By all accounts, the members of the drafting committee saw the task as a throwaway assignment. When Congress eventually voted in favor of independence on July 2, John Adams thought that would be the day the nation would forever commemorate; no one thought of the first public reading of the Declaration on July 4 as being much more than a formality.
Only later, once the document assumed a position in American myth, did the members begin to attach significance to their participation in the drafting process—ergo the dueling versions Adams and Jefferson recalled in their (much) later years. Adams laid out his version in 1822; Jefferson in 1823.
Jefferson took about two weeks to write the first draft, then showed it to Franklin and Adams, “requesting their corrections; because they were the two members of whose judgments and amendments I wished most to have the benefit before presenting it to the Committee. . . .”[4] (Apparently, this established the practice of treating Livingston and Sherman as footnotes.) Adams and Franklin suggested a few important refinements. For instance, Franklin deftly turned “We hold these truths to be sacred and undeniable” into the subtler but more powerful “We hold these truths to be self-evident.” Adams’s handwriting on the original document shows him adding a reference to “their Creator” in an astute instance of knowing his audience. Overall, though, Adams “was delighted with its high tone, and the flights of Oratory with which it abounded,” he later wrote.[5] (Walter Isaacson’s recent The Greatest Sentence Ever Written offers a wonderful exploration of the writing and editing process.)
On June 28, Jefferson would submit his final draft, which Congress would take up for discussion and approval on July 3 (after a painful editing-by-committee process that made Jefferson nearly despondent).

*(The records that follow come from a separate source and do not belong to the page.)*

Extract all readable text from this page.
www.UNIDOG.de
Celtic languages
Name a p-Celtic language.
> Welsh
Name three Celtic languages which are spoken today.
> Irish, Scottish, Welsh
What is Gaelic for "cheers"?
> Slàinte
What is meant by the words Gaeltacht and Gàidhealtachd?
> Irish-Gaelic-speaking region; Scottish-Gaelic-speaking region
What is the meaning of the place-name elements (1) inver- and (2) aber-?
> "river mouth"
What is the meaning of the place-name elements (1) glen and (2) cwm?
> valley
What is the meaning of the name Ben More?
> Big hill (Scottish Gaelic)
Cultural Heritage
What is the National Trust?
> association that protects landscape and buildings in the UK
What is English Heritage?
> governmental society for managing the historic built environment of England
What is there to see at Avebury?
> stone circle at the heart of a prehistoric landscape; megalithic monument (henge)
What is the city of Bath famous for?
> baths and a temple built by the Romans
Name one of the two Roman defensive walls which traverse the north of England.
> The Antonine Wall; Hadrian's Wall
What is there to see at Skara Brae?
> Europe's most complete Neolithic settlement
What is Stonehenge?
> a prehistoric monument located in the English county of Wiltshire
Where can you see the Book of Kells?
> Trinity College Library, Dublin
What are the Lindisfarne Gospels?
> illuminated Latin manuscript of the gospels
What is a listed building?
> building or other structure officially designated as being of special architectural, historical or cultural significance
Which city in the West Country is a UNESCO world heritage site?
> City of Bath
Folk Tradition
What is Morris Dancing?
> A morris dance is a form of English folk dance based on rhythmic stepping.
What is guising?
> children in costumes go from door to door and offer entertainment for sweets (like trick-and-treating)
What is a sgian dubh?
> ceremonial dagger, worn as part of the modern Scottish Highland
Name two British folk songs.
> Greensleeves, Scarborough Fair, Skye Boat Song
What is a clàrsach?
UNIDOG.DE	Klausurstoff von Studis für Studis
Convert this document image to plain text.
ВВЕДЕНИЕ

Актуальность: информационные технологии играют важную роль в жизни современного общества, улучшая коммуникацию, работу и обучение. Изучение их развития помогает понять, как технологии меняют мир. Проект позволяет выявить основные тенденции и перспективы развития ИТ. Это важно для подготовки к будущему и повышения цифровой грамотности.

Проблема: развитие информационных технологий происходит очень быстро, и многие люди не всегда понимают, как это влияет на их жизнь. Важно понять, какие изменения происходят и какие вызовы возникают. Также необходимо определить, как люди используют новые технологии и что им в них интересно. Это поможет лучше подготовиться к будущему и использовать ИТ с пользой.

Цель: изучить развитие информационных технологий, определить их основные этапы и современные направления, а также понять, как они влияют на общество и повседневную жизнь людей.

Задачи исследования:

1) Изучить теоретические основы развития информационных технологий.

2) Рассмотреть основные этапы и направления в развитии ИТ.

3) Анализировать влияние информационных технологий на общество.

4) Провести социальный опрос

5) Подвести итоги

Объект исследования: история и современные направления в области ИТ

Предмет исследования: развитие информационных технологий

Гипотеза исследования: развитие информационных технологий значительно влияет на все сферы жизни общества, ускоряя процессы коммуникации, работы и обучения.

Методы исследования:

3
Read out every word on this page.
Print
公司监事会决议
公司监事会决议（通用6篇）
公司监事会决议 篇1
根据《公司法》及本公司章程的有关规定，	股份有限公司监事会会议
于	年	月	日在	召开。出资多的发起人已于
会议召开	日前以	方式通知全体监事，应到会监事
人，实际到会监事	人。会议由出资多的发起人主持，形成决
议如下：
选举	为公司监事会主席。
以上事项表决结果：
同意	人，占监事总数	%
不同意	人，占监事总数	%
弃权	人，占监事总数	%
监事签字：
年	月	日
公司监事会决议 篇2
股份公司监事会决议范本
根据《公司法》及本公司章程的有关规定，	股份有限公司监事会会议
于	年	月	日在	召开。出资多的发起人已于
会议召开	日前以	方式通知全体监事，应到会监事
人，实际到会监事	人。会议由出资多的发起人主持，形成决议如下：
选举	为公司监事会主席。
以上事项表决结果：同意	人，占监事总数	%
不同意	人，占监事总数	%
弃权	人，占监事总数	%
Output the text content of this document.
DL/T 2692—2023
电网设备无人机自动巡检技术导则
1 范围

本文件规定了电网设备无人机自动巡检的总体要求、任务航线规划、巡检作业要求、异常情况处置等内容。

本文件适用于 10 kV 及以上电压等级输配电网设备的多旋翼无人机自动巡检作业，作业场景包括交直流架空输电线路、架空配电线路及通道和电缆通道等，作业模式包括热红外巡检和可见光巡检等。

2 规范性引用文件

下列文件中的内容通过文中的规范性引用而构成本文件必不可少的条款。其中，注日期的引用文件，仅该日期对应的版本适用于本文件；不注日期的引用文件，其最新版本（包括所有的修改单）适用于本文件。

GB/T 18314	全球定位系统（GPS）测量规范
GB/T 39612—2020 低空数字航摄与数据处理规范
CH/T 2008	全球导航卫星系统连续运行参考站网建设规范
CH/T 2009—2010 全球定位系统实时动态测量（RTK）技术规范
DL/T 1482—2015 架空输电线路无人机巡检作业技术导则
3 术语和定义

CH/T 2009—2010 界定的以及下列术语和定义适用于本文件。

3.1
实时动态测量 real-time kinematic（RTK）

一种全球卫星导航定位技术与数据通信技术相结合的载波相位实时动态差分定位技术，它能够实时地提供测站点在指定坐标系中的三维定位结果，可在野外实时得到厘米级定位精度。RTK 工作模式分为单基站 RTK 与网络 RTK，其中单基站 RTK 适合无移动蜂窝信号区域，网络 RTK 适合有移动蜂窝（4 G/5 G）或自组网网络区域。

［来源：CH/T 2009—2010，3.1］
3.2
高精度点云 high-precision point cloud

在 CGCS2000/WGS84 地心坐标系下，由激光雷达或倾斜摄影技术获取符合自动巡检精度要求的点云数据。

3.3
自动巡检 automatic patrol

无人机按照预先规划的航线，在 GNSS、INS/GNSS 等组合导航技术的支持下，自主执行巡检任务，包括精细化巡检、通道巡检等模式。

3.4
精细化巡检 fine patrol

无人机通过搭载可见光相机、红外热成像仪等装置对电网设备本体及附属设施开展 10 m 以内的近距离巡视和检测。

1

Like all great myths, the details of the committee’s work—from its origins to its final revisions—are brilliantly gauzy enough that we can see what we want to if we squint just right. The real story never quite comes into focus. That’s the frustrating reality for historians but the bewitching charm for everyone else.
And it’s a perfect metaphor for the entire Founding, isn’t it: Adams and Jefferson, both there at the beginning, both explaining a different interpretation of events. Their visions continue to duel today—and if we’re wise, we’ll listen to what both of them have to say.
Chris Mackowski is the author of Atlas of Independence: John Adams and the American Revolution, part of the Emerging Revolutionary War Series from Savas Beatie.
[1] Adams’s full account can be found here: “From John Adams to Timothy Pickering, 6 August 1822,” Founders Online, National Archives, https://founders.archives.gov/documents/Adams/99-02-02-7674.
[2] Jefferson’s account can be found here: “From Thomas Jefferson to James Madison, 30 August 1823,” Founders Online, National Archives, https://founders.archives.gov/documents/Jefferson/98-01-02-3728.
[3] “From Thomas Jefferson to Thomas Nelson, 16 May 1776,” Founders Online, National Archives, https://founders.archives.gov/documents/Jefferson/01-01-02-0153. [Original source: The Papers of Thomas Jefferson, vol. 1, 1760–1776, ed. Julian P. Boyd. Princeton: Princeton University Press, 1950, pp. 292–293.]
[4] “Thomas Jefferson to James Madison, 30 August 1823,” Founders Online, National Archives, https://founders.archives.gov/documents/Madison/04-03-02-0113. [Original source: The Papers of James Madison, Retirement Series, vol. 3, 1 March 1823 – 24 February 1826, ed. David B. Mattern, J. C. A. Stagg, Mary Parke Johnson, and Katherine E. Harbury. Charlottesville: University of Virginia Press, 2016, pp. 114–116.]